La dernière chanson des Beatles a été enregistrée avec l’IA. Ils sont présents dans votre nouvel album. Pour vous, c’est réellement un morceau des Beatles ?

La chanson des Beatles, c’est vraiment John Lennon qui l’a écrite et qui la chante. C’est aussi vraiment la guitare de George Harrison, mon Beatle préféré, avec les chœurs de Paul McCartney et de Ringo Starr… Tout y est ! A la question de savoir si les Beatles pourraient rejouer un jour ensemble, George Harrison avait répondu avec humour : « Pas tant que Lennon est mort. » Là, George est mort lui-même, et ils ont pourtant enregistré avec lui et avec Lennon, grâce à l’aide de l’IA. Avant tout le monde, quand Paul McCartney a annoncé que cette nouvelle chanson des Beatles sortirait à la fin de l’année, je les ai dessinés traversant le passage pour piétons de la pochette du disque Abbey Road, en remplaçant Harrison et Lennon par deux IA. Dans mon album, ils apparaissent plusieurs fois et l’IA tente même de leur faire reprendre Tombe la Neige d’Adamo…

Les autres stars absolues de ce nouvel album sont aussi anglaises : Elisabeth II, Charles III, Camilla, Harry, William… la famille royale britannique vous inspire davantage que la famille royale belge ?

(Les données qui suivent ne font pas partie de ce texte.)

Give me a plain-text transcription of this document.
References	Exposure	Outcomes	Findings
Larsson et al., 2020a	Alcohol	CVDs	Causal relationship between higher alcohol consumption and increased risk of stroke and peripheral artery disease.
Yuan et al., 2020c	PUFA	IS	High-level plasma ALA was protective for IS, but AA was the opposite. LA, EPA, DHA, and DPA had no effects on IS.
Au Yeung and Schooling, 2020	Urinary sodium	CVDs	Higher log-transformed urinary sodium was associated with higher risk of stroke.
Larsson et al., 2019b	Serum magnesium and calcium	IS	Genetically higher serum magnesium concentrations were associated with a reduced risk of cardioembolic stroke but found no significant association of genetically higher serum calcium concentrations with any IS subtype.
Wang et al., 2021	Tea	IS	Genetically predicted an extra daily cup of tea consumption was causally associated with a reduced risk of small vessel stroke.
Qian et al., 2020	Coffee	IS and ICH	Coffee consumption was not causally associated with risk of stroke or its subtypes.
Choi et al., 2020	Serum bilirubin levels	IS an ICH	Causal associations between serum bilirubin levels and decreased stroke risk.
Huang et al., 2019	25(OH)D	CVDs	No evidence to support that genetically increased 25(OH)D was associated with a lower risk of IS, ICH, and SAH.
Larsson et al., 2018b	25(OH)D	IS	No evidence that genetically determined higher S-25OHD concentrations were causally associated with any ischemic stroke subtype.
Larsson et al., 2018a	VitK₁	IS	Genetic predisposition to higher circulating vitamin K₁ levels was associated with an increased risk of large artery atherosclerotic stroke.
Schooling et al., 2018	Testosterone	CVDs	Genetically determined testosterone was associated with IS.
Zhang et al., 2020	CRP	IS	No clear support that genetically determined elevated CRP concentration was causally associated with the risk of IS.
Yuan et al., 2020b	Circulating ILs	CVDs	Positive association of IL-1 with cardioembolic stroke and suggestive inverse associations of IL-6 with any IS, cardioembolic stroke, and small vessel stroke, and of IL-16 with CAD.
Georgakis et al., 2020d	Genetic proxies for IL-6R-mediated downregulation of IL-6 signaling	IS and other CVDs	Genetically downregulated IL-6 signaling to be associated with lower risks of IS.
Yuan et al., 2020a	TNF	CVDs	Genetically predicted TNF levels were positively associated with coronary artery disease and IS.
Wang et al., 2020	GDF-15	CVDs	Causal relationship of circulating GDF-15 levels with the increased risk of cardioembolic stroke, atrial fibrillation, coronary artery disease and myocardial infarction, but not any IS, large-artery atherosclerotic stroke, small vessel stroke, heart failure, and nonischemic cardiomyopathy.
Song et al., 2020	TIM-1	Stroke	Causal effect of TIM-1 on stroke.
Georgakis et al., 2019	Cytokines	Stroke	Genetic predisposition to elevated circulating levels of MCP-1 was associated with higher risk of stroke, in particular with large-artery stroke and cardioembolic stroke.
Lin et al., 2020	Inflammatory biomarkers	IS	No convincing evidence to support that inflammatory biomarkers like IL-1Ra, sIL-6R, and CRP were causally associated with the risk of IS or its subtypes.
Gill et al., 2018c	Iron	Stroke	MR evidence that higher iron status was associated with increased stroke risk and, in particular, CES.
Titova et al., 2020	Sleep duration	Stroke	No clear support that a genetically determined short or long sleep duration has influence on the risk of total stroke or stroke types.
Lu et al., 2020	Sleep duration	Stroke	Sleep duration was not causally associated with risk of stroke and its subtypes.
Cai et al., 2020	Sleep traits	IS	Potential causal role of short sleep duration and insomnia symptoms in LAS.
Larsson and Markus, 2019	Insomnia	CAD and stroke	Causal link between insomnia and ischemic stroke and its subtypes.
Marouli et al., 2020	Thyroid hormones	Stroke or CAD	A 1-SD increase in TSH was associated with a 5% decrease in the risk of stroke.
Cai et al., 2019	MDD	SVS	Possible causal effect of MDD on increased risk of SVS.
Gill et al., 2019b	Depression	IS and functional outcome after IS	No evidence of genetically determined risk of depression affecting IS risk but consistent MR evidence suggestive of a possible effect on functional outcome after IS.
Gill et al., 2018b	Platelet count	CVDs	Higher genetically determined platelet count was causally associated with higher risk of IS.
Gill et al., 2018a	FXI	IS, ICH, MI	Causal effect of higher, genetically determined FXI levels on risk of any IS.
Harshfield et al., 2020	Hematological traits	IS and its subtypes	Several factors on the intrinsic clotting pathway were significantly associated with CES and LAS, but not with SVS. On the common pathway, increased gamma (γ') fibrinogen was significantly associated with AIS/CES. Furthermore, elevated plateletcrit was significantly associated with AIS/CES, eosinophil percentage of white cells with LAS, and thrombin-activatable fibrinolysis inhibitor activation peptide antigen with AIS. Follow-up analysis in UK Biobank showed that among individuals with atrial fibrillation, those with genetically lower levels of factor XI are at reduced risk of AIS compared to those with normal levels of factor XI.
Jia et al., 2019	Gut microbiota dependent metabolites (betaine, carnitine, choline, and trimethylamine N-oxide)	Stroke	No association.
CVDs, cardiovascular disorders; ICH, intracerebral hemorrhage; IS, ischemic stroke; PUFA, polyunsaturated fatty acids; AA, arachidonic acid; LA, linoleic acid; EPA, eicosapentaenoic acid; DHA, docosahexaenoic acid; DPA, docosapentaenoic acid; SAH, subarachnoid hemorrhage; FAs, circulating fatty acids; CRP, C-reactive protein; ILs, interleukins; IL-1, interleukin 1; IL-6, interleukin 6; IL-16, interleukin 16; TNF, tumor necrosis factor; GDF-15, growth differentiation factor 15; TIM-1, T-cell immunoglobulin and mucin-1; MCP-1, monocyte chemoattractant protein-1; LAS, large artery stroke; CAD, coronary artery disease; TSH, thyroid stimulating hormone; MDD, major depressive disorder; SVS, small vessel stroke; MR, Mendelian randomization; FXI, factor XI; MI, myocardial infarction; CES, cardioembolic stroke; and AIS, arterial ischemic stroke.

Non mais ils ont eu beaucoup d’actualité avec la mort de la Reine, le couronnement de Charles, le livre de Harry, la nouvelle saison de The Crown ! Nous n’avons pas encore de série télé sur la famille royale belge. Par ailleurs, comme je l’ai évoqué lors de la récente visite de Philippe et Mathilde à la rédaction du Soir, la maison royale belge n’est qu’une boîte à outils. Le Premier ministre s’en sert pour apaiser les tensions politiques. Je dessine volontiers la famille royale belge mais il faut que je sois nourri ! La reine Mathilde m’a demandé pourquoi je ne la dessinais pas plus souvent. En boutade, je lui ai répondu que je devrais la voir plus régulièrement pour être capable de bien la dessiner… Et je lui ai offert l’original du dessin de son voyage avec la princesse Elisabeth en Egypte.